The Letter is an American pre-Code dramatic film directed by Jean de Limur and released by Paramount Pictures. It was the first full-sound feature shot at Astoria Studios, Queens, New York City. [1] A silent version of the film was also released. [2] The film stars stage actress Jeanne Eagels in her final role and O.P. Heggie. The film was adapted by Garrett Fort from the 1927 play The Letter by W. Somerset Maugham. It tells the story of a jealous married woman who kills her lover and is brought to trial.



Bored and lonely living on her husband's rubber plantation, Leslie Crosbie takes a lover, Geoffrey Hammond, but he eventually tires of her and takes a Chinese mistress, Li-Ti. When Leslie learns of Geoffrey's new mistress, she insists on seeing him while her husband is away and tries to rekindle his love. However, Geoffrey is not moved and informs Leslie that he prefers Li-Ti. Leslie becomes enraged and shoots Geoffrey repeatedly.

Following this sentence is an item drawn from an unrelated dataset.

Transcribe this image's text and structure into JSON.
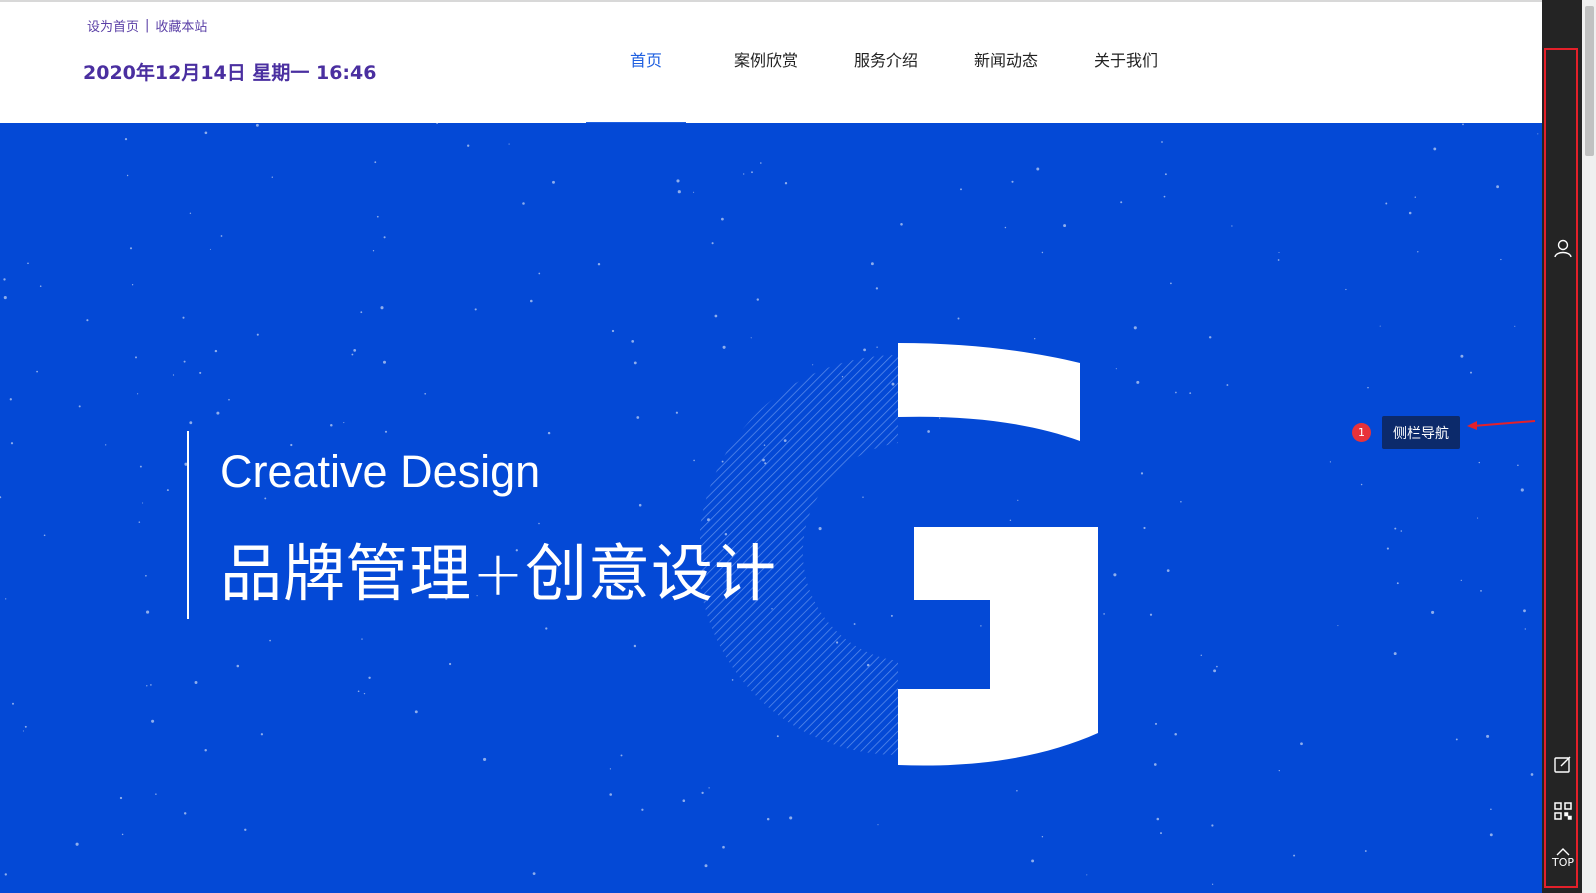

At the murder trial, Leslie perjures herself on the stand, claiming that she had little to do with Hammond and that she shot him when he tried to rape her. Meanwhile, Li-Ti's emissary provides Joyce, Leslie's attorney, with a copy of a letter in which Leslie begged Hammond to visit her. Li-Ti is ready to sell it for $10,000, provided Leslie makes the exchange. On Joyce's advice, Leslie agrees. Li-Ti humiliates her but eventually accepts the money. Leslie is found not guilty.

Joyce presents his bill to Leslie's husband Robert, who demands to know why the expenses total $10,000. Joyce relates the story of Li-Ti's blackmail and gives Robert the damning letter. Robert confronts Leslie and forces her to admit everything. Leslie proclaims that she still loves the man whom she had killed. As punishment, Robert keeps her on the plantation even though he no longer has any money.


Preservation status

The Letter was long out of circulation. In June 2011, a restored edition of the film was released on home video by Warner Bros. as part of its Warner Archive Collection as a made-on-demand DVD. [3] [4]

Awards and nominations

Jeanne Eagels, who died just months after the film was completed, was posthumously nominated for the Academy Award for Best Actress. She was the first performer to be nominated by the Academy after her death, although all nominations at the 2nd Academy Awards were unofficial, and she was listed among several actresses "under consideration" by a board of judges. [5]

The Letter was included in the Top Ten Films list of 1929 by the National Board of Review.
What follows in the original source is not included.